On his October 25 show, Fox News host Bill O’Reilly told viewers, “The Factor has established itself as the go-to news program if you want the facts about Obamacare.”
And then he proceeded to show that this wasn’t true:
Millions of Americans want facts, not crazy political fanaticism, and we are here to give them to you. According to the Kaiser Health News Service, private insurance companies are canceling policies at a huge rate. In California, Kaiser Permanente has canceled half of its health insurance plans for individuals. Blue Shield of California has canceled 60 percent of its individual business. Independence Blue Cross in Philadelphia dropping 45 percent of its customers and Florida Blue has canceled 80 percent of individual policies. And that’s just the beginning. Estimates are that Americans who have individual health insurance policies will be cut at the rate of 50 percent.
Well, that sounds bad—I thought this law was supposed to help people get insurance, not kick them off their insurance plans.
Luckily, you can find the article O’Reilly is talking about and read it for yourself. And if do, you find that, yes, some insurance companies are canceling certain policies—which is actually something that happens all the time in the individual insurance market.

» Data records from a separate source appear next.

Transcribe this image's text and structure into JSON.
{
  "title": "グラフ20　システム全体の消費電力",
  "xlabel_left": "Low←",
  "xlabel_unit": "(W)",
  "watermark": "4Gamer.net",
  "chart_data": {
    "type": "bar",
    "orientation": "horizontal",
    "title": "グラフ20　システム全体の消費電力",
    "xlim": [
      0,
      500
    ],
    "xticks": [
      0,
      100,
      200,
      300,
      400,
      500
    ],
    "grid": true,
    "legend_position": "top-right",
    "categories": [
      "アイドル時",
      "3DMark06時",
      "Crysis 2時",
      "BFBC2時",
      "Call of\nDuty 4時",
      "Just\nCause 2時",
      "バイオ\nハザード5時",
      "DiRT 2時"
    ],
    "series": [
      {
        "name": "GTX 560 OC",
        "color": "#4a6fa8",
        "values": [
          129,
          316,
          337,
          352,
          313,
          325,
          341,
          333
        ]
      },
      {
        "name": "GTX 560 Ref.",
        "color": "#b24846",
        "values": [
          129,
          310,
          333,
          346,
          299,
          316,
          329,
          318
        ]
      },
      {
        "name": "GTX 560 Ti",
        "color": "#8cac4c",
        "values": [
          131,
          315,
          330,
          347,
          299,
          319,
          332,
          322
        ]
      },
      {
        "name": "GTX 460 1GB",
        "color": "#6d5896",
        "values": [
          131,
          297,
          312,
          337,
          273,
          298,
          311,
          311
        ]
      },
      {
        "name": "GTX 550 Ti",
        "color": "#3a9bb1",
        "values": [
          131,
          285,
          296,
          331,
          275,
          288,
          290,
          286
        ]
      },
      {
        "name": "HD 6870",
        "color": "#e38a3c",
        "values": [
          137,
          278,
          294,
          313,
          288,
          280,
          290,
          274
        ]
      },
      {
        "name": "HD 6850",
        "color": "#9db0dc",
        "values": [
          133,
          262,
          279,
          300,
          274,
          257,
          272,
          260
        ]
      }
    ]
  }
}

But O’Reilly left out one part of the article—the part about what new insurance policies will look like:
By all accounts, the new policies will offer consumers better coverage, in some cases, for comparable cost—especially after the inclusion of federal subsidies for those who qualify. The law requires policies sold in the individual market to cover 10 “essential” benefits, such as prescription drugs, mental health treatment and maternity care. In addition, insurers cannot reject people with medical problems or charge them higher prices. The policies must also cap consumers’ annual expenses at levels lower than many plans sold before the new rules.
Now, I wouldn’t be at all surprised if insurance companies were able to figure out ways to inflict pain on their customers and then blame it on excessive government regulation.
But they won’t have to spend much time doing that so long as people like Bill O’Reilly are out doing what they do.